Telegraph Cove is the gateway to Robson Bight (Michael Biggs) Ecological Reserve. Up to 200 Orcas arrive each summer to rub on the barnacle-encrusted rocks at the mouth of the Tsitika River. As the top predator on the inland-water food chain, they are also attracted by the annual salmon runs that funnel through Johnstone Strait beginning in late June. Stubbs Island Whale Watching in Telegraph Cove was the first whale-watching company in British Columbia, and whale-watching and wildlife-viewing companies are also based in Port McNeill, Alert Bay, Sointula, Sayward and Port Hardy.
Stubbs Island, located off Telegraph Cove, is a popular and fascinating dive site, featuring terraced ledges, sheer drop-offs and an opportunity to see orcas, dolphins and other marine mammals.
Golf: Golfers can head to the public, 9-hole, Par 35 Seven Hills Golf & Country Club in nearby Port Hardy, the northernmost golf course on Vancouver Island. Seven Hills offers the golfer meadering fairways and undulating greens, with scenic views of the North Island Mountains. Open year round. Vancouver Island Golf Vacations.
Fishing: The fishing areas around Telegraph Cove are not only surrounded by spectacular scenery and sheltered waters, but also contain some of the most consistent saltwater sports fishing on the BC coast.

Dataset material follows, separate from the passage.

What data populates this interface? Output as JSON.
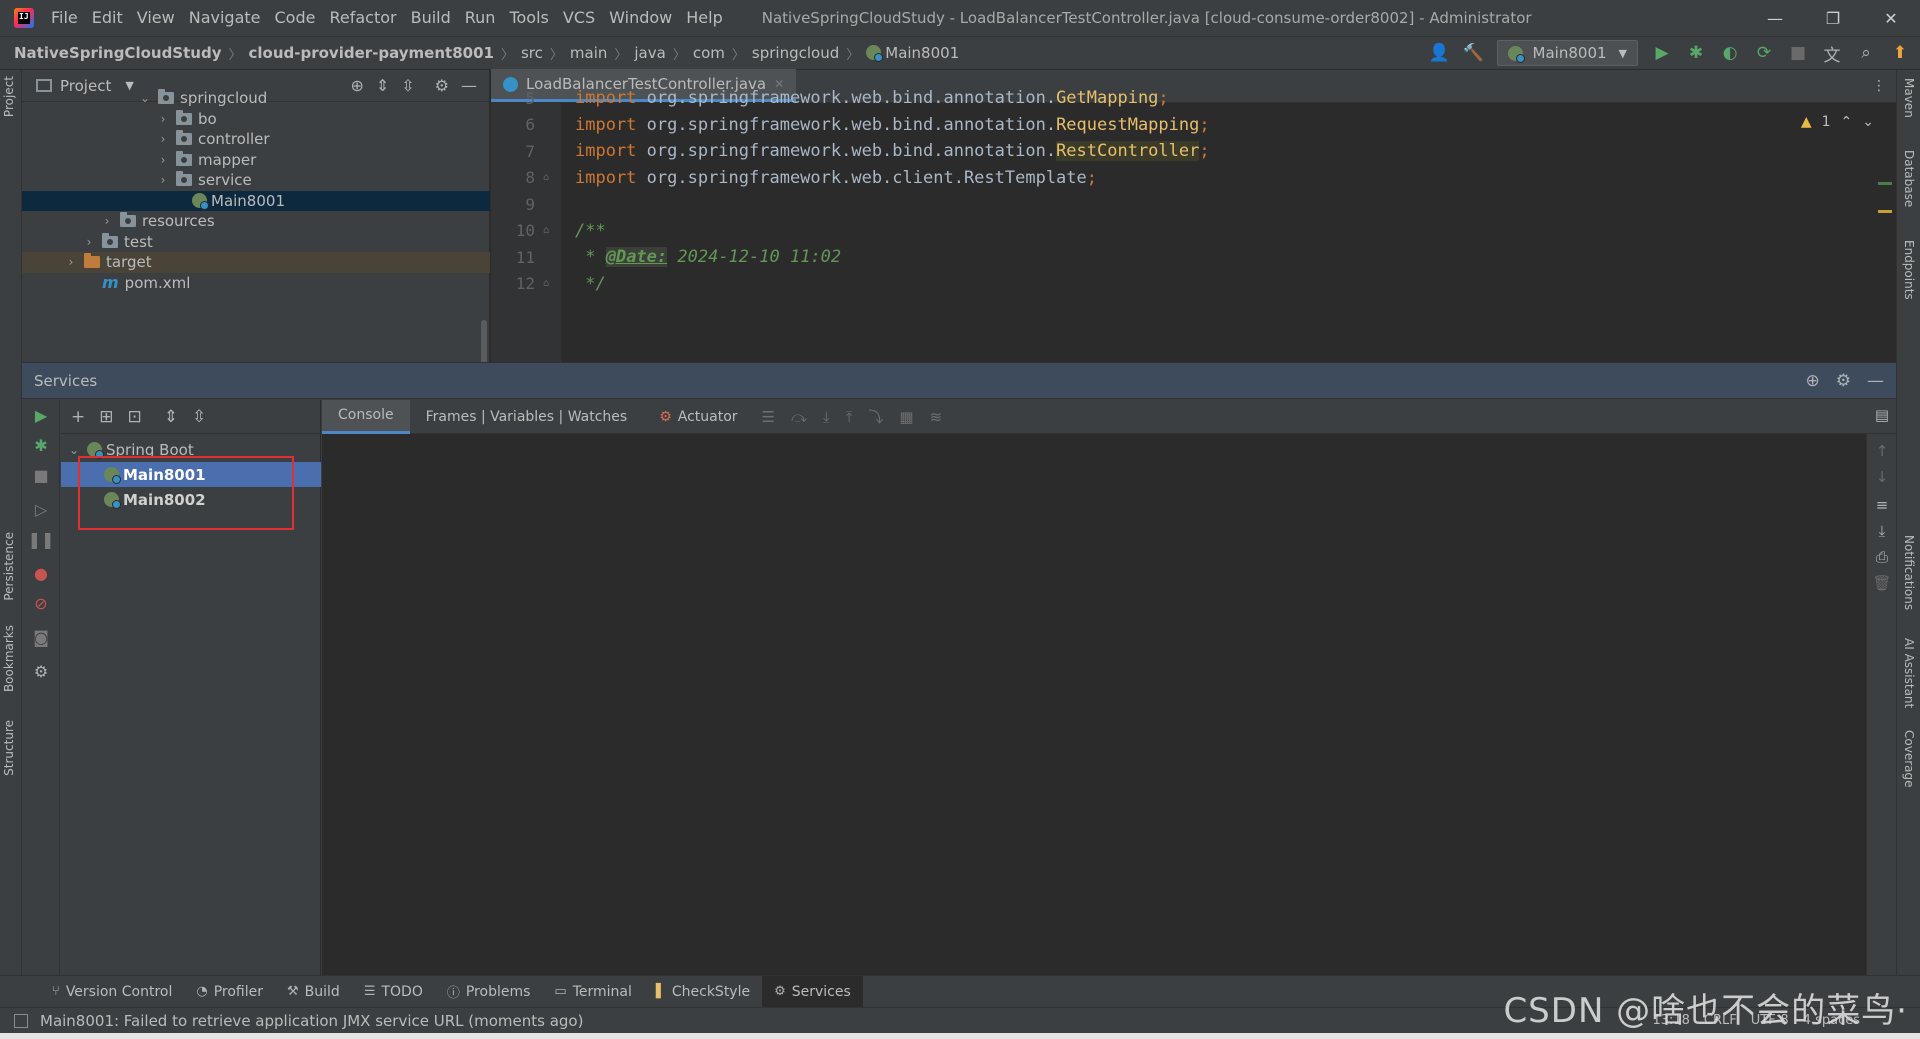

Across the strait from Telegraph Cove is Broughton Archipelago Marine Provincial Park, a wilderness area consisting of a maze of several small islands, numerous inlets and adjacent foreshore at the southern extremity of Queen Charlotte Strait, off the west coast of Gilford Island. The islands in Broughton Archipelago are undeveloped and are largely undiscovered. Facilities are limited to a day-use recreation. The numerous remote, solitary islands incorporated in the park provide unlimited and unique fishing and swimming opportunities, and are fabulous for exploring by kayak.
Telegraph Cove is the place to begin exploring Johnstone Strait. You’ll find a boat launch and moorage, as well as fishing licences, tackle and bait for sale. This is a prime staging area for kayak departures. Long-term parking can be arranged here for those setting out on extended boating trips in Johnstone Strait.
Accessible only by boat or float plane, the mostly uninhabited Knight Inlet is located due north of Johnstone Strait and the small communities of Telegraph Cove and Sayward/Kelsey Bay on Vancouver Island. Knight Inlet cuts eighty miles through the remote Coast Range of Mountains to the head of Knight Inlet, and Mt. Waddington, the highest mountain located totally within British Columbia. Grizzly bears around Knight Inlet emerge from hibernation in spring (starting in April) to feed on the succulent new spring growth. Viewing peaks during fall (late August) when the salmon are running, as grizzlies converge on the salmon spawning streams to feed on the salmon and stock their fat reserves in preparation for winter ahead.